**Math 540 (Partial Differential Equations). Spring 2022 **

**Instructor:** Steve Krone

**Office:** 421 Brink Hall.

**Office Hours:** by appt.

**Class Time:** MWF 12:30 - 1:20

**Place:** Admin 221

**Prerequisite:** Math 539

**Text:** R. McOwen, *Partial Differential Equations* (1996), Prentice Hall. (Note: 2nd edition is also OK.)

This is a graduate course on partial differential equations. We will treat some of the standard topics, such as existence, uniqueness, and regularity of strong and weak solutions, representations of solutions, and techniques such as scaling, Fourier transforms, energy methods, and Green functions. Although we will treat the classical linear PDE's of mathematical physics, a significant part of the course will involve reaction-diffusion equations. These are nonlinear PDE's that find applications in many areas and are currently one of the hottest topics in PDE. Solutions of reaction-diffusion equations often display interesting spatio-temporal behavior such as traveling waves and spontaneous pattern formation.

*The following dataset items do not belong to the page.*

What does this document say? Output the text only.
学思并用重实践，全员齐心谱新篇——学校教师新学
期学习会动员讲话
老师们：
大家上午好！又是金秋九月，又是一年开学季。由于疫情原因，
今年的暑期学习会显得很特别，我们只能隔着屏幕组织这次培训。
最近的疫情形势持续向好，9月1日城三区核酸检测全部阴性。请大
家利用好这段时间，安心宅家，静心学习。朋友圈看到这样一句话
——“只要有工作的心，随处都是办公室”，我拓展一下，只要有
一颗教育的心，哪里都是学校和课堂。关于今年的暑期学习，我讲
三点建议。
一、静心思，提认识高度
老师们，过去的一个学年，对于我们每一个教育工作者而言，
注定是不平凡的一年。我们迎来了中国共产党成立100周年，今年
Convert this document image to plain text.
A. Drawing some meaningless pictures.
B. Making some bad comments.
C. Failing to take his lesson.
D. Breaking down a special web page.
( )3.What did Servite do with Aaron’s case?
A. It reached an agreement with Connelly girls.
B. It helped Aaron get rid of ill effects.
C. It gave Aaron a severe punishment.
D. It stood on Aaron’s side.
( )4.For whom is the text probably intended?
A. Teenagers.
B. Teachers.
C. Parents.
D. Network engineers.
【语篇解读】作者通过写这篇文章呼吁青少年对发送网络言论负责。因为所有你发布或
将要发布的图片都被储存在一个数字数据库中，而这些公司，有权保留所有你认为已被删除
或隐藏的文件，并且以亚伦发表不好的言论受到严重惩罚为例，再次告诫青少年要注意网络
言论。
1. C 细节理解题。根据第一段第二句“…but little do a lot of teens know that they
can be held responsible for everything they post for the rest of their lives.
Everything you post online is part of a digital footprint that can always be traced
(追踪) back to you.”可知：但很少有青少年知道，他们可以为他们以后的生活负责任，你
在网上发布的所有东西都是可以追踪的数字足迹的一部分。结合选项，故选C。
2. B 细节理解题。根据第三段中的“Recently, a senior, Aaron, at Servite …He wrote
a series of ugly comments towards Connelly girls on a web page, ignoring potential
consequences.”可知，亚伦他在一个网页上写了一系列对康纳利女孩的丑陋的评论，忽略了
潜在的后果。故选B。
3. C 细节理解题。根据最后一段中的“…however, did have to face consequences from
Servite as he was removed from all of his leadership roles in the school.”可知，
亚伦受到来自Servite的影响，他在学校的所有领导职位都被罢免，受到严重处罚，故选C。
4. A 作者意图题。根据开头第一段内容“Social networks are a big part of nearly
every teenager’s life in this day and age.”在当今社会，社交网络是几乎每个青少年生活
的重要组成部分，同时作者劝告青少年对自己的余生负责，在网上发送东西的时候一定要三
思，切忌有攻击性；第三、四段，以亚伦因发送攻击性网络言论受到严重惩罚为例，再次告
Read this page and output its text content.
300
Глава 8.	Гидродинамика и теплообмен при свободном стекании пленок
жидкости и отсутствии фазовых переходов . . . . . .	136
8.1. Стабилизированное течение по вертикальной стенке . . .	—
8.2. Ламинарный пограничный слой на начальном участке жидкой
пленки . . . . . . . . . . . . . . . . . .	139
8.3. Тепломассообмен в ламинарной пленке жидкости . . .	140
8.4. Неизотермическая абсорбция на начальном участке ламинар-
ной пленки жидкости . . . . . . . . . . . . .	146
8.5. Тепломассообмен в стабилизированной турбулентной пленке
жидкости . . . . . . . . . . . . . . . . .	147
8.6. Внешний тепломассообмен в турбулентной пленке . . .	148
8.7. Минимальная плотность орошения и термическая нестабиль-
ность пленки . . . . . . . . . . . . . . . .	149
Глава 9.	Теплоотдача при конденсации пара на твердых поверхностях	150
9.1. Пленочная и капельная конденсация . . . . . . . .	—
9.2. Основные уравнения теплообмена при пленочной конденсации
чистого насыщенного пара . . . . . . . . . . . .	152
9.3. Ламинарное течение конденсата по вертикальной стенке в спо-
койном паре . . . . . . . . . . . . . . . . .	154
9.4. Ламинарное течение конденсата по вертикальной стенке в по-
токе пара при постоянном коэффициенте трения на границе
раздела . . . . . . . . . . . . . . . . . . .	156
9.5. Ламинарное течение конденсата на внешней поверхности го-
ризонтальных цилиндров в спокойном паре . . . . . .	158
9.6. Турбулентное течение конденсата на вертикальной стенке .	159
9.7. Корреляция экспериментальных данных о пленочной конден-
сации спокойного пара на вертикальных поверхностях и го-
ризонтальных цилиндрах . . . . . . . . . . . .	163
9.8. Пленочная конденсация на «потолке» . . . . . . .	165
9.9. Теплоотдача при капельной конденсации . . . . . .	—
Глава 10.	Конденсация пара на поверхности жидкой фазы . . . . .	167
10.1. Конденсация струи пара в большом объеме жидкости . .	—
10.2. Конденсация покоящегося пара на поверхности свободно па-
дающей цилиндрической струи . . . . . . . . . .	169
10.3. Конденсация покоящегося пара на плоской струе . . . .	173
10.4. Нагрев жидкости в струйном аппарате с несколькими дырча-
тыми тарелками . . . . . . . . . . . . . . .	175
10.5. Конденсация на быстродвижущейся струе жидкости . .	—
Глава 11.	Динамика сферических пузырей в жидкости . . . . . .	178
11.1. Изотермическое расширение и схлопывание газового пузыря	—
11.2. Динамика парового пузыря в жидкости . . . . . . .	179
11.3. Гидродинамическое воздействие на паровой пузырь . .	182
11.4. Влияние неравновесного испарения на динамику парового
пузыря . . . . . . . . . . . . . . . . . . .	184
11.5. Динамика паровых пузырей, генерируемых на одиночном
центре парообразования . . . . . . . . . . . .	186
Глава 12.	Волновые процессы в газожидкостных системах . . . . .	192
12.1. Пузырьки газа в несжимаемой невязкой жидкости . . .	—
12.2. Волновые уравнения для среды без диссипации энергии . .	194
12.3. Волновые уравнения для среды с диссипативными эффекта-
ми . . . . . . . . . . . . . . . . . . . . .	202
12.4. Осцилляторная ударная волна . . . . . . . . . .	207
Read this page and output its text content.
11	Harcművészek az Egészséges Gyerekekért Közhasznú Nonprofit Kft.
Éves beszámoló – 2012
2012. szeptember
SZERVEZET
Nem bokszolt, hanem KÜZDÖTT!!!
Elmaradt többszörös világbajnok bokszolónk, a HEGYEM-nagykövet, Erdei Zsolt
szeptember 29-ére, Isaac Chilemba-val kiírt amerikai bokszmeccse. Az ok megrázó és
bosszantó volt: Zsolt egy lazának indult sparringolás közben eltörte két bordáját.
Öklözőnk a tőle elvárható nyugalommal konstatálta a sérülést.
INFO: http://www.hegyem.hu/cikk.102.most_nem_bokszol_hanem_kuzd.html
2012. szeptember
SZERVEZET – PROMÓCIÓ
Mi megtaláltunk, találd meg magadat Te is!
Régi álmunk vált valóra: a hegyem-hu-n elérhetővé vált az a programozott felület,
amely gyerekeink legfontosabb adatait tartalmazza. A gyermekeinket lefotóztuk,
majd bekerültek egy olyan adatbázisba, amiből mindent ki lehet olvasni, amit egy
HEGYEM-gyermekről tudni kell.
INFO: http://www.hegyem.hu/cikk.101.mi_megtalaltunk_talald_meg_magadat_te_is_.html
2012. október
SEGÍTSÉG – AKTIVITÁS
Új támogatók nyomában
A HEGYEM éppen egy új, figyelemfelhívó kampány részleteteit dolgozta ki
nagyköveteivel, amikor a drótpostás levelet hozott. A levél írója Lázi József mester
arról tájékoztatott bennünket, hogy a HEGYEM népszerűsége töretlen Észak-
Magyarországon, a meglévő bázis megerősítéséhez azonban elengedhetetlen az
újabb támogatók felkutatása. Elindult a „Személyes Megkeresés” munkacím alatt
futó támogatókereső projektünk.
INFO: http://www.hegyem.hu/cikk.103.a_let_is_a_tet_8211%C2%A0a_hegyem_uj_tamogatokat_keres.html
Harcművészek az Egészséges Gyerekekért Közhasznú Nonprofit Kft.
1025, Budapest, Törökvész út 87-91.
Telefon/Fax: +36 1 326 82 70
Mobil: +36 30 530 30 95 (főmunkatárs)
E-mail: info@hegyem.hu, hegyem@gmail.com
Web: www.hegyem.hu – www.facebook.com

Grades will be based on homework, provided everyone remains sufficiently motivated. If I feel you are in need of a "stimulus package," it will come in the form of a final exam.

**Preliminary Course Outline:** (subject to some change in content and order)

- Introduction to the main ideas and types of equations
- Nonlinear Reaction-Diffusion Equations
- traveling wave solutions
- pattern formation, Turing instabilities
- applications

- Wave Equation and 2nd Order Hyperbolic PDE's
- d'Alembert's formula
- Poisson's formula

- Laplace's Equation and 2nd Order Elliptic PDE's
- fundamental solutions
- harmonic functions
- maximum principle
- Green functions
- energy methods

- Heat Equation and 2nd Order Parabolic PDE's
- fundamental solutions
- initial value problem
- Duhamel's principle
- boundary value problems
- maximum principle

- Nonlinear First-Order PDE's
- the method of characteristics
- weak solutions
- scalar conservation laws from gas dynamics, Burgers' equation
- shock waves, entropy condition, Rankine-Hugoniot condition

**Additional References:**

- J.D. Murray, Mathematical Biology, Springer.
- L.C. Evans, Partial Differential Equations, American Math. Soc. (1998).
- F. John, Partial Differential Equations (1982), Springer.
- A.J. Chorin and J.E. Marsden, A Mathematical Introduction to Fluid Mechanics (2000), Springer.